La nuova battaglia giudiziaria è iniziata. Davanti alla Corte d'assise d'appello di Roma, presidente Calabria, relatore De Cataldo, ha preso il via il processo d'appello per l'assassinio del ventenne di Tecchiena Emanuele Morganti. In primo grado la Corte d'assise di Frosinone ha inflitto sedici anni a Mario Castagnacci, Paolo Palmisani e Michel Fortuna, quindi ha assolto Franco Castagnacci. E contro tali decisioni si è appellata la procura che ha contestato l'omicidio volontario. Le condanne, invece, sono state inflitte per omicidio preterintenzionale. Motivo per il quale anche le difese hanno appellato la decisione di primo grado, ritenendola troppo severa.

Ieri, il procuratore generale Claudio Mattioli ha introdotto il caso e avanzato le proprie richieste, finalizzate, in particolar modo, alla rivisitazione della posizione di Franco Castagnacci. Parzialmente accolte, in tal senso, le istanze di risentire sei testimoni del primo processo. Saranno risentiti, comunque, 4 su 6. I difensori di Fortuna hanno chiesto di risentire una ragazza, nonché l'esame congiunto dei consulenti tecnici delle parti che, pertanto, andranno ascoltati dalla Corte in contraddittorio. Rigettata, invece, l'istanza difensiva di una nuova perizia medico-legale. L'udienza è stata allora aggiornata al 27 novembre per l'assunzione delle testimonianze e la valutazione dei consulenti tecnici.

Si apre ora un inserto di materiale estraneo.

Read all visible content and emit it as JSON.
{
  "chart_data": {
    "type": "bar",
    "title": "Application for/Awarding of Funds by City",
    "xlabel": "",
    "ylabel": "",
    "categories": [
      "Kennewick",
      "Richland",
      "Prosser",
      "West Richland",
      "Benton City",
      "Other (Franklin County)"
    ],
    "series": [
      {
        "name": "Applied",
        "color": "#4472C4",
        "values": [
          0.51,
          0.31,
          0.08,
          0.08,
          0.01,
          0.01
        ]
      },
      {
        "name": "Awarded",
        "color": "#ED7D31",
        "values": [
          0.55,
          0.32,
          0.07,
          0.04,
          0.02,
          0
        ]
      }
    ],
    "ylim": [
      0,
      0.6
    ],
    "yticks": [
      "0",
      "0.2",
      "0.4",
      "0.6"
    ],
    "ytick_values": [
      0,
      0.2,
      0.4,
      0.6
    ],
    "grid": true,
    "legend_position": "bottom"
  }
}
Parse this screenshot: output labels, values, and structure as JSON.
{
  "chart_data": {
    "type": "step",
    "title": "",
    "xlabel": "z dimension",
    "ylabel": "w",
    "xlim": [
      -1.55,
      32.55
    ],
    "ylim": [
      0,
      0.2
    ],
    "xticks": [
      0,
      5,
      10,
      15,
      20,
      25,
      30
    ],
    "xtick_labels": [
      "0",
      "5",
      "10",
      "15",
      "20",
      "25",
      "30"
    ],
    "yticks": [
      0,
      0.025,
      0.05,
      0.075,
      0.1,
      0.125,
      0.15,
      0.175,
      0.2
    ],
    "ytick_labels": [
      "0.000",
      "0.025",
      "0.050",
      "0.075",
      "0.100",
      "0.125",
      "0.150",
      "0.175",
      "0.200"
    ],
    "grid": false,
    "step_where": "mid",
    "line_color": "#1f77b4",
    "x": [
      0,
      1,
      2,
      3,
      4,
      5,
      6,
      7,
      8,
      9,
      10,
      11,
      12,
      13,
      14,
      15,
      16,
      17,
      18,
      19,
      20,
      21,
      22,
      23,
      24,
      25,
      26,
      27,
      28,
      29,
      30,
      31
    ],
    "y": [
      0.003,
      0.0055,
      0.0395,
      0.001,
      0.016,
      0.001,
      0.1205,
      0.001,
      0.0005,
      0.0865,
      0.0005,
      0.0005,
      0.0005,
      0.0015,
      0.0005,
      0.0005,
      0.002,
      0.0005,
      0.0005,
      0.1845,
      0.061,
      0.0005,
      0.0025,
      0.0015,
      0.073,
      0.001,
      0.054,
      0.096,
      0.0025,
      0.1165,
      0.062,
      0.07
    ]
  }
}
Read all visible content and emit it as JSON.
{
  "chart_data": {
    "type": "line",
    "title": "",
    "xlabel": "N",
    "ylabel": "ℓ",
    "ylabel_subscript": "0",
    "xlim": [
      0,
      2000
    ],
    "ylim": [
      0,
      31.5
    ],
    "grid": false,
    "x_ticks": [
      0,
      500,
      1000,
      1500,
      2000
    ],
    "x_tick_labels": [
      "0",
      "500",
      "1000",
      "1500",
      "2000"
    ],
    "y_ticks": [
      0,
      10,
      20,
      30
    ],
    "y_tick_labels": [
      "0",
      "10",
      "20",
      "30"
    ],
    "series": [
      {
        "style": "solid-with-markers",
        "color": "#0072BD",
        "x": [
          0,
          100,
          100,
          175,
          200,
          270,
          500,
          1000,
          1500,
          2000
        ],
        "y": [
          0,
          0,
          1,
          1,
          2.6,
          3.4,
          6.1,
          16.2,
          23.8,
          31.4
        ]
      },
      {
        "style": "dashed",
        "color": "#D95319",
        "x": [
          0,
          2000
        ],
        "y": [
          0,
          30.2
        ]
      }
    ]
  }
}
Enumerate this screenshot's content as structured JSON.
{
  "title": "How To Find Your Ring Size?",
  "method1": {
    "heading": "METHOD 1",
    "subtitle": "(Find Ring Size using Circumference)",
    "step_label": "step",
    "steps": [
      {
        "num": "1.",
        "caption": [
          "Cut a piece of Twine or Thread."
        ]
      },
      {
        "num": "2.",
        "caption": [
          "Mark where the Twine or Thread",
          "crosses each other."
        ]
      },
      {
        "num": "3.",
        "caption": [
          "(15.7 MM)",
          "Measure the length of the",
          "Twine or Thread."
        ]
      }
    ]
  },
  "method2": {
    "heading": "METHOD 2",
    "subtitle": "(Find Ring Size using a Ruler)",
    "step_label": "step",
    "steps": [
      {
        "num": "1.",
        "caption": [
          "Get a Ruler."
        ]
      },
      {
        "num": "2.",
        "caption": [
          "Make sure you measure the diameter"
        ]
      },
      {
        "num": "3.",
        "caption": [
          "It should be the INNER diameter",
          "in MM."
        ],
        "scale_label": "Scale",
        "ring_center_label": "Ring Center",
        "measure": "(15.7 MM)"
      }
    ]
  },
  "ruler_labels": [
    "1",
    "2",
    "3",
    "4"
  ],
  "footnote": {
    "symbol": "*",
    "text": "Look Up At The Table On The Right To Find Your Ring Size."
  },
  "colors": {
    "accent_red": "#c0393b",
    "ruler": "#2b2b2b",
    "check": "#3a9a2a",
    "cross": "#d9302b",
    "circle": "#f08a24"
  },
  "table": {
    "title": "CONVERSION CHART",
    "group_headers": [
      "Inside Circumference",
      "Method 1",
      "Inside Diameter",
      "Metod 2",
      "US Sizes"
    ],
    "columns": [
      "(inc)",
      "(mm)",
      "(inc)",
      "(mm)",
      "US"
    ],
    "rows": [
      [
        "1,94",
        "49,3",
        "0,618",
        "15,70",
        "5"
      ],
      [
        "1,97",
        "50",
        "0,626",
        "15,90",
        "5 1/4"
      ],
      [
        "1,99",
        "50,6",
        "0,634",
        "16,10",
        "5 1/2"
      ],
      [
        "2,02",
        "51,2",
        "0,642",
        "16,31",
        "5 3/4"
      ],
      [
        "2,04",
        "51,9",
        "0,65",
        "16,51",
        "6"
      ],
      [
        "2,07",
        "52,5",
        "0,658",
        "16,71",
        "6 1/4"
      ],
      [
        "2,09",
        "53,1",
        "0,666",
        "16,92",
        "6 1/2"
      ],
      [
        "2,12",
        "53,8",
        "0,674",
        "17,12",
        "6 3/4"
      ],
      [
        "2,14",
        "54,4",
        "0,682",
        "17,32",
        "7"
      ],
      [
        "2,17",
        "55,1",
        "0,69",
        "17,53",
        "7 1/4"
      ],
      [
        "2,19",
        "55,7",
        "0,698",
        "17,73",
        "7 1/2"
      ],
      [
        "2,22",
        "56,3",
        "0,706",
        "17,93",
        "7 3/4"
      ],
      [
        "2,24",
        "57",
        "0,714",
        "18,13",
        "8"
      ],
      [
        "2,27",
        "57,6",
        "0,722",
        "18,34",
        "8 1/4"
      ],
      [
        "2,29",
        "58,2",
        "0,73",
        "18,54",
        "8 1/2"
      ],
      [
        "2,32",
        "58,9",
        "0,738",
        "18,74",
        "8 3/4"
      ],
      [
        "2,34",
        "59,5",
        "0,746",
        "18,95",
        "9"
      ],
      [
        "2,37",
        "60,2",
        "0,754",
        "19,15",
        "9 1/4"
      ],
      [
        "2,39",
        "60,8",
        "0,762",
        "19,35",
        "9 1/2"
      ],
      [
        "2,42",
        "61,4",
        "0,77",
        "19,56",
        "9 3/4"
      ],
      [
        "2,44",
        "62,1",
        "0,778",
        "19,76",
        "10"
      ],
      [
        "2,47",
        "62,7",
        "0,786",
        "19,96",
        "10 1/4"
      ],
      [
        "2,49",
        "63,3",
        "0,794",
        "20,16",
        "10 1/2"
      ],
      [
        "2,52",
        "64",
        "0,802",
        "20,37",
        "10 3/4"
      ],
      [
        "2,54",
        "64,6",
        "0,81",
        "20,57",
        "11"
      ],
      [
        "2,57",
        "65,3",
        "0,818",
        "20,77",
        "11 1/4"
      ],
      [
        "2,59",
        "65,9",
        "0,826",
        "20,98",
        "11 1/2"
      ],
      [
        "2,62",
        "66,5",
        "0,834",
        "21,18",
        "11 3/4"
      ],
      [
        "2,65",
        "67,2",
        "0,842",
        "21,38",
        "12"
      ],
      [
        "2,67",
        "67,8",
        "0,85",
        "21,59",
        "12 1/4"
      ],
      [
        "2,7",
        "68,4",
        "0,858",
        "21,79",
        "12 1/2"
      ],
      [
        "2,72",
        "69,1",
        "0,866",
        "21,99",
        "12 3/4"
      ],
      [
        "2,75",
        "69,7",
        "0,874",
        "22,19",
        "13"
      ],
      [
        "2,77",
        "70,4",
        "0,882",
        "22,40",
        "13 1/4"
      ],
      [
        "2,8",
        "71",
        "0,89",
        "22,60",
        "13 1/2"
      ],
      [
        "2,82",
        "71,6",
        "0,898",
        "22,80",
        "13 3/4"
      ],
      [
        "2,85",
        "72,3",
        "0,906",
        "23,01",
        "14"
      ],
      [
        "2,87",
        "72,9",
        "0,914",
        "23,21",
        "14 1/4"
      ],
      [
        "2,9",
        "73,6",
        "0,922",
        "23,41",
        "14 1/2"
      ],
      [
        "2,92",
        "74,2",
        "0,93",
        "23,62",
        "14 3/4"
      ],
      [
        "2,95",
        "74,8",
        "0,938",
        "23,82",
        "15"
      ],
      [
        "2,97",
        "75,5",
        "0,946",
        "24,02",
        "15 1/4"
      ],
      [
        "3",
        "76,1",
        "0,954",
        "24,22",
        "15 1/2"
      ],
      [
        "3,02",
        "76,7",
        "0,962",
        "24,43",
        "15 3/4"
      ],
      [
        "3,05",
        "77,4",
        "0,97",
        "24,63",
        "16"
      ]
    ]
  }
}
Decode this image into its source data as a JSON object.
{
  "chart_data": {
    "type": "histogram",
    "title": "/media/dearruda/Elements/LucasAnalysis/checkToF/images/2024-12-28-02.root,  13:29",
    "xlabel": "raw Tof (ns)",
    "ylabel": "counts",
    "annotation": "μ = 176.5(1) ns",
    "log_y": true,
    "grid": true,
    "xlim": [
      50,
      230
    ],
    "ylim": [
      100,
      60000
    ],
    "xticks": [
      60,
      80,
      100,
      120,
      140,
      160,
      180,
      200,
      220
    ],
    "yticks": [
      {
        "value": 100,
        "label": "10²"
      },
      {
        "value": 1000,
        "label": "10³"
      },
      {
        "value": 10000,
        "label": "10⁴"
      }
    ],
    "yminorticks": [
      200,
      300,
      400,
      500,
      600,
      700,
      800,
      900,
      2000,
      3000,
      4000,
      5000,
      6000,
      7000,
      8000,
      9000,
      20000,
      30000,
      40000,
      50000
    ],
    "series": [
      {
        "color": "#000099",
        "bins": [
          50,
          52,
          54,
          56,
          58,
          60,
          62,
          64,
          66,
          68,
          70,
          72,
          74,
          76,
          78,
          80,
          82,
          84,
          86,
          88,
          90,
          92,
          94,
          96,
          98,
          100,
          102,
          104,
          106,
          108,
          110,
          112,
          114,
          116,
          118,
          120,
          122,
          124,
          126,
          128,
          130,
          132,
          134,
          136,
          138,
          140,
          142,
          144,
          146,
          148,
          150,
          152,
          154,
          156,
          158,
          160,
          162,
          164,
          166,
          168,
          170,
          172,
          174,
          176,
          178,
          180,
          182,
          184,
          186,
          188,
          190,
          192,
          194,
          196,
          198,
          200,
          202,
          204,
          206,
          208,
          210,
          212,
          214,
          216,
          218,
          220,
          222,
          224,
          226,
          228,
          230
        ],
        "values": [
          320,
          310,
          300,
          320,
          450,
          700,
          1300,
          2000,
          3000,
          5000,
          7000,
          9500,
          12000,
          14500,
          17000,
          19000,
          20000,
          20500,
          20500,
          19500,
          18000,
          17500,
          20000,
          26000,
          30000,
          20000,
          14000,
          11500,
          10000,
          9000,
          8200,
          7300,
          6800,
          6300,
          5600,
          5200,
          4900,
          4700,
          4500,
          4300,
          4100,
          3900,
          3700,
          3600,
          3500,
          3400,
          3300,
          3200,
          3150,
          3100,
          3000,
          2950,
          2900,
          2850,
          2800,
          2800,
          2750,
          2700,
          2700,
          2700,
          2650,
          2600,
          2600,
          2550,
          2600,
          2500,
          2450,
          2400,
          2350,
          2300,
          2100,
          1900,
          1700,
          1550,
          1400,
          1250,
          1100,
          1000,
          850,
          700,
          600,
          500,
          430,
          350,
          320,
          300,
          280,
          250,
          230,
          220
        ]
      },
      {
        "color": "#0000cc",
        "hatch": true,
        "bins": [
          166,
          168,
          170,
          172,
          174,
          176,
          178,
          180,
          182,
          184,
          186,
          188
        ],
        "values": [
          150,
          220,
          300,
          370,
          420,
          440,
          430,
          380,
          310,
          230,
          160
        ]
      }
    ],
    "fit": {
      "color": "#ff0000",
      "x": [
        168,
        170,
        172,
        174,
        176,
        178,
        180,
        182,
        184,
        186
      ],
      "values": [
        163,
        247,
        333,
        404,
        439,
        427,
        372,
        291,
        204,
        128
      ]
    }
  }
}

Quindi dal 7 dicembre dovrebbe iniziare la discussione con le richieste del procuratore generale. Gli imputati sono assistiti dagli avvocati Christian Alviani, Angelo Bucci, Massimiliano Carbone, Tony Ceccarelli, Marilena Colagiacomo e Bruno Gosuè Naso. La famiglia Morganti, invece, si è costituita parte civile attraverso l'avvocato Enrico Pavia. Il processo cercherà di far luce su alcuni punti rimasti non chiariti, a cominciare dall'assenza di un movente per la brutale aggressione subita da Emanule fuori dal Miro music club. Molto dipenderà pure dalla valutazione giuridica del fatto che darà la giuria, considerato che la procura di Frosinone aveva insistito per l'omicidio volontario arrivando a chiedere pene che andavano da 24, 26 e 28 anni fino all'ergastolo.